Da buon veneto bevo vino e da buon amante della cultura giapponese sake. Da qualche anno mi sono molto appassionato alle birre. Nessun superalcolico: solo sake, vino e birra. E la mattina tè verde.
É un periodo parecchio favorevole per il mondo dei bar e dei barman a Milano. Qual è il tuo punto di vista? Li frequenti? Ti piacciono?
Molto, credo siano emersi grandi protagonisti e avranno di fronte un futuro roseo. L’esperienza, oltre al prodotto, naturalmente è sempre più importante per le persone. E a Milano abbiamo dei veri talenti. Spero possano scoprire le opportunità che il sake può dare loro per essere ancora più apprezzati dalla clientela preparata ed esigente della nostra città.
Quali sono i locali di Milano che frequenti?
Tutti i giapponesi, quelli veri, da Yuzu a Finger’s Garden, da Wicky’s a Sumire, Osaka e molti altri… Amo Spazio, di Niko Romito, pulito e piacevole. Il mio “rifugio” è il Vinodromo, un piccolo wine bar in zona Bocconi, caldo e accogliente con cui organizziamo tanti eventi. Per gli appuntamenti importanti vado da Trussardi alla Scala dal bravissimo Luca Cinacchi.

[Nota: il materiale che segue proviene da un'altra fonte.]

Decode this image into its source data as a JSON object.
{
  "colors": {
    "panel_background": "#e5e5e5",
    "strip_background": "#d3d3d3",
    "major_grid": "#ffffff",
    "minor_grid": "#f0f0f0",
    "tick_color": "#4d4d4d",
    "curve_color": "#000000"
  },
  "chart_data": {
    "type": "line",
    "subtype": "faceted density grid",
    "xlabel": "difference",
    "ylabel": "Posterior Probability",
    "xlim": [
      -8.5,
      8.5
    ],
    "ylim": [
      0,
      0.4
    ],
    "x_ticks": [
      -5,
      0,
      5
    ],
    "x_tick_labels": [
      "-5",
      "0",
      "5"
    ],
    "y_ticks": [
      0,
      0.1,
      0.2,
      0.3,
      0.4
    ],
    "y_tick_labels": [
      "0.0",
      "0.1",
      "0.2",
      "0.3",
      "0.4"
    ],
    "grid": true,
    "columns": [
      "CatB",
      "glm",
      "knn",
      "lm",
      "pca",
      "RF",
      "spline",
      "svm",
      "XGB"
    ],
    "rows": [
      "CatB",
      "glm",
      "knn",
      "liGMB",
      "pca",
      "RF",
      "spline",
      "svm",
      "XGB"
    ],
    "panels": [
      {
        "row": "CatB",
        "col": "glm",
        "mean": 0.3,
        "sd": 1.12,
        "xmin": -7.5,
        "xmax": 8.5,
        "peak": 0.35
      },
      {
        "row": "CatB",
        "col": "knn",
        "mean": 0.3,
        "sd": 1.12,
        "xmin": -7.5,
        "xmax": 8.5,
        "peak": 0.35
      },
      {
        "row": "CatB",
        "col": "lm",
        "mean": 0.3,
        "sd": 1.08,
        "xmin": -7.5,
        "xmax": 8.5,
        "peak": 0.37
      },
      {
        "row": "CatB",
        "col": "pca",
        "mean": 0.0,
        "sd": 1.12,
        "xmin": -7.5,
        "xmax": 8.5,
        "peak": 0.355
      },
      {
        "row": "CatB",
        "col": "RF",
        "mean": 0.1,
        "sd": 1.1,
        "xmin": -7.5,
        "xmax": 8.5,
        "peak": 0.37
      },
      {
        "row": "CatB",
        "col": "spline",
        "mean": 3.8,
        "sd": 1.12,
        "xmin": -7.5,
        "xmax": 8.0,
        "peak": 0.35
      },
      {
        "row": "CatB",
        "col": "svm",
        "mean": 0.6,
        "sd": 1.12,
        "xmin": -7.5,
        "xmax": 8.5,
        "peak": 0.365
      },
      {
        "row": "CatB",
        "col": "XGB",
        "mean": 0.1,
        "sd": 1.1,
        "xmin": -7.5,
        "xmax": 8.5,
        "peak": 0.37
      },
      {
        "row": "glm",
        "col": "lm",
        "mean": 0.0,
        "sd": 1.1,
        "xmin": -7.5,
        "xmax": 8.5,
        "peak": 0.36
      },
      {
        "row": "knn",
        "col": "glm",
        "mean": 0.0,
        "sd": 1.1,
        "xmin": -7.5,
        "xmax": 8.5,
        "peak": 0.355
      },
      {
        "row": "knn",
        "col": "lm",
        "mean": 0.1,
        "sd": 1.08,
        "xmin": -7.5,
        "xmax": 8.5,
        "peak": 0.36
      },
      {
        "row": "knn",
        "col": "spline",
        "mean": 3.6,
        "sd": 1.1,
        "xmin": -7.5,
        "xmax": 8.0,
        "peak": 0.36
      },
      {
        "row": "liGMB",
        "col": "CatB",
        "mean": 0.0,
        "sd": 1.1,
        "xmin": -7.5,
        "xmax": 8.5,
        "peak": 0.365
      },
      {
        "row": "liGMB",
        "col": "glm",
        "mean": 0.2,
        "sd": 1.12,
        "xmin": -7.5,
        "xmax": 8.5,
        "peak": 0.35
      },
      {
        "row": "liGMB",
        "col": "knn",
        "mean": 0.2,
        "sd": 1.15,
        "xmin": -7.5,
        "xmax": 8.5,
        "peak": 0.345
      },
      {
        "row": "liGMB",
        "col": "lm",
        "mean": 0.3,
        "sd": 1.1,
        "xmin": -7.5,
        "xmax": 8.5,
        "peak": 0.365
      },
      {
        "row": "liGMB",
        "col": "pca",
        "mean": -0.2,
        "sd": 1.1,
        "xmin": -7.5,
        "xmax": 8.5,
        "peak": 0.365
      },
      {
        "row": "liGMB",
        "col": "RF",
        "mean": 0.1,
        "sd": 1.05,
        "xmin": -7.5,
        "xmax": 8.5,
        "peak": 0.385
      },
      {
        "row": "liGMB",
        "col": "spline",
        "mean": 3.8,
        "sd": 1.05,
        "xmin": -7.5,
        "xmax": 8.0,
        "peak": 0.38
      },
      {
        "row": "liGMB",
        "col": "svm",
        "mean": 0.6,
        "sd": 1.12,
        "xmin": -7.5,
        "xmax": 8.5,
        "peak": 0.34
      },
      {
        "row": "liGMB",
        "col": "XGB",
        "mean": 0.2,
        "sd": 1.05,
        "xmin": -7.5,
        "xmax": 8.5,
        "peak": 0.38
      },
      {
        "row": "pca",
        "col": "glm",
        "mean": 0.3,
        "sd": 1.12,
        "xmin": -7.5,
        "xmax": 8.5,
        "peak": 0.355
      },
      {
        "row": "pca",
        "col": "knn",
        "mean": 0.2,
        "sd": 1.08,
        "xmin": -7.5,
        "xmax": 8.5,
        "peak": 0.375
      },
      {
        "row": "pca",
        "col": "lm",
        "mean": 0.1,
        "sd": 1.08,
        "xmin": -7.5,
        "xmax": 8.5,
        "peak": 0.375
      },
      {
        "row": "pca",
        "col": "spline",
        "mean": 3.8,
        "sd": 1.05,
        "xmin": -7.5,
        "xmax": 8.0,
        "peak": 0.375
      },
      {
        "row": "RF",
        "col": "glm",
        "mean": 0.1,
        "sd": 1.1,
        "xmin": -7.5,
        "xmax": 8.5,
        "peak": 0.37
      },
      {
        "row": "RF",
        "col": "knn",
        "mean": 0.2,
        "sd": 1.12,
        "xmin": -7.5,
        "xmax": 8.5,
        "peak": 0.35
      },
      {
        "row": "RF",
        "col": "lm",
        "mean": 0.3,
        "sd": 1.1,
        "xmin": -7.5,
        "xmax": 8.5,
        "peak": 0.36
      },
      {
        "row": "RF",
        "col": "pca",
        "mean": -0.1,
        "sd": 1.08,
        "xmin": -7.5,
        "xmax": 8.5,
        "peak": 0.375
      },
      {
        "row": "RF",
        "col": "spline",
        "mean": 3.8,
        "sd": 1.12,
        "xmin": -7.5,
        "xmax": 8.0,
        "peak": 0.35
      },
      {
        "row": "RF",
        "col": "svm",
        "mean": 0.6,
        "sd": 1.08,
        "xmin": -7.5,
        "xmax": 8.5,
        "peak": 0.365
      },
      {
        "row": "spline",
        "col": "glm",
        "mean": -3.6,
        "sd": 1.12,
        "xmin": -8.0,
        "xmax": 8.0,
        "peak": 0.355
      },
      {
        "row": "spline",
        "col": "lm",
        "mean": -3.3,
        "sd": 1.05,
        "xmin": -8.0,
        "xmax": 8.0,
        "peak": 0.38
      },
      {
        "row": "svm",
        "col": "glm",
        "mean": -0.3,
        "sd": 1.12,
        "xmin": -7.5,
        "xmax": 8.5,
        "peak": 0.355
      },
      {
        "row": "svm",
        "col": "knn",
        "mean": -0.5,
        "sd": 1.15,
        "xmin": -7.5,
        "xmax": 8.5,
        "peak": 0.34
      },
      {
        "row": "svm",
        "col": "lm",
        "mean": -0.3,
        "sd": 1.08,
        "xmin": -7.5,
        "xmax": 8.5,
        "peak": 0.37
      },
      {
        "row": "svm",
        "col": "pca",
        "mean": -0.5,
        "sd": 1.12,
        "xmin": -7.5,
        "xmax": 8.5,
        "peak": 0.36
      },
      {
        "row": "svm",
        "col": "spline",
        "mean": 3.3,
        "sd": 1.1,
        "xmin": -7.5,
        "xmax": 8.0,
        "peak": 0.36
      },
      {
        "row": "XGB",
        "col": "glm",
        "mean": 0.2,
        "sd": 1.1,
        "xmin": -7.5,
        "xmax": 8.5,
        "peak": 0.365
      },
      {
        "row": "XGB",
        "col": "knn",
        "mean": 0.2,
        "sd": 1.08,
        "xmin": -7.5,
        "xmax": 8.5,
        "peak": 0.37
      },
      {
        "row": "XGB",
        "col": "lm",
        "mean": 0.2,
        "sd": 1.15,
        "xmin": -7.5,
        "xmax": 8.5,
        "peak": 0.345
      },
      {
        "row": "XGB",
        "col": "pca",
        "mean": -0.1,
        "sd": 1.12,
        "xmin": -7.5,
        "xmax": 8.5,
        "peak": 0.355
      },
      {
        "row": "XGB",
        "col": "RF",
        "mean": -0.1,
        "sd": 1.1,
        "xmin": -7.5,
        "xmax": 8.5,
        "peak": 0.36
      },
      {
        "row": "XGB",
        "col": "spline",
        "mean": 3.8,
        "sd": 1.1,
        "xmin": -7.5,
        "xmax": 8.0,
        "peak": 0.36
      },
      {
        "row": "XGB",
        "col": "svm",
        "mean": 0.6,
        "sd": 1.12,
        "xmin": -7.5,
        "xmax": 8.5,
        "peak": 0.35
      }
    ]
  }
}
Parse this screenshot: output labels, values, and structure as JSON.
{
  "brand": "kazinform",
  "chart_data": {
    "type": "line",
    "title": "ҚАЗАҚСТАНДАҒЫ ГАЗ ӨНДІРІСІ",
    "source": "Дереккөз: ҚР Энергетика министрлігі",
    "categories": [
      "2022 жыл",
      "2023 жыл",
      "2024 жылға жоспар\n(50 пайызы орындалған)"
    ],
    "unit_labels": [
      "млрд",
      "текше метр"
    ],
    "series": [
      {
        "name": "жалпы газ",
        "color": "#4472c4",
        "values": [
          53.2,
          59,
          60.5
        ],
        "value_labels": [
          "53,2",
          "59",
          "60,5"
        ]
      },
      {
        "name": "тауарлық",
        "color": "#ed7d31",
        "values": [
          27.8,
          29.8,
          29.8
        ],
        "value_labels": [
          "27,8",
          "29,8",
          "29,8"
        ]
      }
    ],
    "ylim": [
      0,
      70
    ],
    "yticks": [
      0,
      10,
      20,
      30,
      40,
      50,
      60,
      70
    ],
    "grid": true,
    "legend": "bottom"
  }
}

E quelli in cui vai a bere sake?
La Saketeca di viale Piave, dove la bravissima Mika sa sempre consigliare. Il Vinodromo di via Salasco che unisce la cultura del vino a quella del sake. E presto da SAKAGURA, che aprirà a breve i battenti con una grande selezione di sake. Poi bevo sake a cena nei giapponesi migliori.
Cosa ti piace fare in città quando non lavori?
Organizzare eventi sul sake. Viaggiare. Andare in bicicletta. Spesso assieme, almeno gli ultimi due solamente…
Ci consigli una città per organizzare un viaggio dedicato al bere? Perché?
Tokyo. Sake a parte la qualità della vita a Tokyo è altissima. Si trovano i grandi vini internazionali, i migliori sake e whisky giapponesi, una cultura di bartending ai livelli massimi. Più vicino a noi, a due passi da Milano, imperdibile la Franciacorta, con una bella allure internazionale.
Cosa significa per te bere responsabilmente?
Ho sempre apprezzato molto il libro di Mauro Corona “Guida poco che devi bere!”. Credo che il messaggio “Non bere in sé e per sé” funzioni poco, specialmente con i più giovani, e quindi sia addirittura pericoloso, porti alla dissimulazione e a comportamenti a rischio. Bere responsabilmente vuol dire certamente, come prima cosa, non esagerare, ma anche essere consapevoli dei pericoli in cui si può incorrere quando si è bevuto ed essere smart, mettersi al riparo dai rischi. Dovremmo introdurre in Italia la cultura inglese del “designated driver” (amico a turno che non breve e guida) e comunque saperci godere la vita e il bere, senza correre rischi stupidi e inutili.
E, qualora avessi esagerato, qual è il tuo rimedio?
Dormire. Bere tanta acqua. E provare a bere il sake, che al mattino dopo lascia molto meno hangover… giuro! I giapponesi, popolo stacanovista, infatti la sera bevono sake come alpini e al mattino freschi in ufficio.